Presque anachroniques dans un pays lancé à toute vapeur vers les mirages de la croissance économique, les sadhus font partie du paysage de l’Inde. Ils font office de guides spirituels dans les villages, cheminent seuls ou en petits groupes sur les routes de pèlerinage, établissent leurs quartiers provisoires à proximité des temples et des lieux saints de l’Hindouisme. Certains vivent loin du regard de la multitude dans des ermitages et ne sortent de leur retraite qu’à l’occasion des grandes fêtes religieuses comme la Kumbh Mela, qui attire une fois tous les trois ans des foules gigantesques à la démesure de l’Inde.
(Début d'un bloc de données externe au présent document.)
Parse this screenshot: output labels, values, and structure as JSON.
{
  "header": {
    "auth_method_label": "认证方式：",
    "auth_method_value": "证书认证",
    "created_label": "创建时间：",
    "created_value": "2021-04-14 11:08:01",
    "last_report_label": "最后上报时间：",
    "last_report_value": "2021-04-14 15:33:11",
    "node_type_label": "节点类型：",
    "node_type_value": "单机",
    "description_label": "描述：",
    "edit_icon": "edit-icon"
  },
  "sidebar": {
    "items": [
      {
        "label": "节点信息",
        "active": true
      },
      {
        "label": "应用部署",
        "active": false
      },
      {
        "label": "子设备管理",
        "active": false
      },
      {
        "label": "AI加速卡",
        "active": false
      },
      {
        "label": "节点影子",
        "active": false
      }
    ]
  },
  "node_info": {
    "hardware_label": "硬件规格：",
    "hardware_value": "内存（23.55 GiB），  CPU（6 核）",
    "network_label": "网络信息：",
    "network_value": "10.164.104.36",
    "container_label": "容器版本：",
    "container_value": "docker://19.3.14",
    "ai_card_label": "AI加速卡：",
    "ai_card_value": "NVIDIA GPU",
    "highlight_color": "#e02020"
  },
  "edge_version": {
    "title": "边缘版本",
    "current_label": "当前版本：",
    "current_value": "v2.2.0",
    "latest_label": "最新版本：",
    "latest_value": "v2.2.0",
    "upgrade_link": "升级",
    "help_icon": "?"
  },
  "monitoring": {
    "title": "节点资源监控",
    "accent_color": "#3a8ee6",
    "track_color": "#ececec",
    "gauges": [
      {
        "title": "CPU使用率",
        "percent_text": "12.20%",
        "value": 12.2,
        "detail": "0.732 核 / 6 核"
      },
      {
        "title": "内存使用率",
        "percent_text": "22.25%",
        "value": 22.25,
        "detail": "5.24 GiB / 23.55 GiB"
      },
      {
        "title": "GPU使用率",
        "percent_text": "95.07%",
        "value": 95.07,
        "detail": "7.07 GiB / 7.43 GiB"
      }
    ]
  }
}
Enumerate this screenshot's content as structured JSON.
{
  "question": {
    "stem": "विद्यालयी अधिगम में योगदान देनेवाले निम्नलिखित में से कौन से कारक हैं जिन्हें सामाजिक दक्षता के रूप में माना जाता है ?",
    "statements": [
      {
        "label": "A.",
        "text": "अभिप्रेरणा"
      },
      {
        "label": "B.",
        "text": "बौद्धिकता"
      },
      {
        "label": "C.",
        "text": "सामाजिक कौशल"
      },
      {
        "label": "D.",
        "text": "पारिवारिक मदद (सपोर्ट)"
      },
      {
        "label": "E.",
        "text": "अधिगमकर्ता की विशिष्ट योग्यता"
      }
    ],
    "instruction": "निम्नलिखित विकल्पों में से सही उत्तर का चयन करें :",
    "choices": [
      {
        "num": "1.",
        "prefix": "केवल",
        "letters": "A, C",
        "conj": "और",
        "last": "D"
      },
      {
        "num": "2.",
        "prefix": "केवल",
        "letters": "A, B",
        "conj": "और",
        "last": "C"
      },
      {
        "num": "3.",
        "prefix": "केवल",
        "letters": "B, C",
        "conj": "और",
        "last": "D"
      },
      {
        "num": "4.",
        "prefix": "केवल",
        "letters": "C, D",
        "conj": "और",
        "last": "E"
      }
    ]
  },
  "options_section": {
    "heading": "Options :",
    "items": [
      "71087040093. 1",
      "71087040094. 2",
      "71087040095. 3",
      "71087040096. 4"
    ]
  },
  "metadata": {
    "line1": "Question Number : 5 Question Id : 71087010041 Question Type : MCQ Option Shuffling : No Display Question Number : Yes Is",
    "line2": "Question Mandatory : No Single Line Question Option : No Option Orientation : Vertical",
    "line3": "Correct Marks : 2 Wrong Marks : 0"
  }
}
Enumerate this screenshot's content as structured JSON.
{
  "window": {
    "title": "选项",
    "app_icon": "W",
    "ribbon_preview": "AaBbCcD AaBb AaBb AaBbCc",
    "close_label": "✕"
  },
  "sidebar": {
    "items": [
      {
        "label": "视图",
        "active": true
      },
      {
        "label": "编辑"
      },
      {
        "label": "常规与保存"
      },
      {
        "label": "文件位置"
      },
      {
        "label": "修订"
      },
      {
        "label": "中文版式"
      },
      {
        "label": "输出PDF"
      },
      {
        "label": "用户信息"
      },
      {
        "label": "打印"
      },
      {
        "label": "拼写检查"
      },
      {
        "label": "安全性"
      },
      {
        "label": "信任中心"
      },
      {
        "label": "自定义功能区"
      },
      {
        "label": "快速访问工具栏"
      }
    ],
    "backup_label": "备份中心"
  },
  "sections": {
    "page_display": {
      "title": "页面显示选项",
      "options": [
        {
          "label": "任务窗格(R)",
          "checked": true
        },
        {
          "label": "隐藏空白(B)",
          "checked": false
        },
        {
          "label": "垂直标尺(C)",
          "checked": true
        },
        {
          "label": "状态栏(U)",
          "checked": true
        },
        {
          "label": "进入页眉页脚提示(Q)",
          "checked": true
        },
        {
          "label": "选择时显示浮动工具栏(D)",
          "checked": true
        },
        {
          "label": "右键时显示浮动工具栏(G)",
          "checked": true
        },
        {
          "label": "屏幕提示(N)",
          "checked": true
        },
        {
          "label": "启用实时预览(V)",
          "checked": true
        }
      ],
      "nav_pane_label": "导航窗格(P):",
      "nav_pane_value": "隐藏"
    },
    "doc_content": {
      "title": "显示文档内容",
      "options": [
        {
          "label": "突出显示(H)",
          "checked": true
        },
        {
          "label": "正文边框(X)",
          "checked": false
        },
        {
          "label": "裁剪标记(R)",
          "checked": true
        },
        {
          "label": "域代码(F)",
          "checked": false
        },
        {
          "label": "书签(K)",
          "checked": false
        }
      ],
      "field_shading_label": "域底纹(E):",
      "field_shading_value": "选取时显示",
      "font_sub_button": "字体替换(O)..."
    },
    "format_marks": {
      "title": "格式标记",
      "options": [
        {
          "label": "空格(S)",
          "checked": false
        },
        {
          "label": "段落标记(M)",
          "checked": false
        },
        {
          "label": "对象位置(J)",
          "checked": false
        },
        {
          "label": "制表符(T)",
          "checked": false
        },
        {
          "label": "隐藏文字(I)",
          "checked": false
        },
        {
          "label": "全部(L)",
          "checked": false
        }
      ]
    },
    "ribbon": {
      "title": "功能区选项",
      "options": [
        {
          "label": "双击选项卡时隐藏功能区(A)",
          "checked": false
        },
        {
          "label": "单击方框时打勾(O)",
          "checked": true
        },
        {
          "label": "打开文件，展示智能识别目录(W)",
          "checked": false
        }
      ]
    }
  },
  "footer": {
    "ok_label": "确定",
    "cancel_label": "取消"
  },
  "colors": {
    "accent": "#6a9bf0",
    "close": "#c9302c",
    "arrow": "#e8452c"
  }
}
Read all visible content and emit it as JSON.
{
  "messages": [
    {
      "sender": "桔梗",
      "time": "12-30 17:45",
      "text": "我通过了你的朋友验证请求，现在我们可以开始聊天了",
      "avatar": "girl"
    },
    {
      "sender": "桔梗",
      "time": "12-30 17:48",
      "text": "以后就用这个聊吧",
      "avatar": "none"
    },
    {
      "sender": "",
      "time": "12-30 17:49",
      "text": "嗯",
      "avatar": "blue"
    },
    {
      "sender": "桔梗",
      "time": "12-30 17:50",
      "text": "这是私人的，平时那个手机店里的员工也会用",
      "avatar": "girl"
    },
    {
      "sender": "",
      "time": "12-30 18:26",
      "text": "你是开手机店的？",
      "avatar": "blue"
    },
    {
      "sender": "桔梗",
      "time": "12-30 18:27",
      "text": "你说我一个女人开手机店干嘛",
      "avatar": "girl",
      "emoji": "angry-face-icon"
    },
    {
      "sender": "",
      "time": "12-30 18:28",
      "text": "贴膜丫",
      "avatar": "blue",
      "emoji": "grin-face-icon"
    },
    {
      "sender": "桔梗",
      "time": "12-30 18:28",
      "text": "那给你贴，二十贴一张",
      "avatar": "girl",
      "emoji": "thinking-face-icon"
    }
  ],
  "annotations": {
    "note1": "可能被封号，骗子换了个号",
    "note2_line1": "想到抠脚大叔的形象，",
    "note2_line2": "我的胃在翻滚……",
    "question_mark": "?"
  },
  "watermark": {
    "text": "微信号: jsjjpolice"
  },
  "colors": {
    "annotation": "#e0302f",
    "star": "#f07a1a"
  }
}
Ils seraient aujourd’hui entre quatre et cinq millions à avoir coupé tout lien avec leur famille, n’ayant pour seul bien qu’ un chapelet, un bâton, un pot à eau ou un bol à aumônes. Les sadhus, dont le nom sanscrit signifie “saint”, ont fait vœu de renoncer au monde pour rompre le cycle des renaissances et atteindre l’absolu, la dissolution en Dieu, la fusion dans le cosmos. Présents en Inde depuis la nuit des temps, ils ont développé et expérimenté toutes les disciplines possibles et imaginables pour parvenir à ce but ultime, du contrôle du souffle et de la récitation de mantras aux plus extrêmes austérités. La plupart d’entre eux s’en tiennent à la stricte pratique du du yoga et sont responsables de leurs actes devant un Mahant, un chef spirituel, qui peut contrôler jusqu’à plusieurs centaines de disciples.  Mais ce sont les mortifications, que s’infligent à eux mêmes quelques ascètes isolés, rencontrés au hasard, qui frappent le plus l’imagination. Beaucoup font vœu de rester debout et vivent jour et nuit accoudés à une balançoire. D’autres méditent, immobiles, aux heures les plus chaudes, au centre d’un cercle de bouses incandescentes. Certains encore gardent les bras levés au-dessus de la tête jusqu’à ce que leurs membres s’atrophient. Ils cherchent ainsi à parvenir à une parfaite maîtrise de soi, à acquérir des pouvoirs surhumains qui leur permettront d’atteindre la béatitude suprême.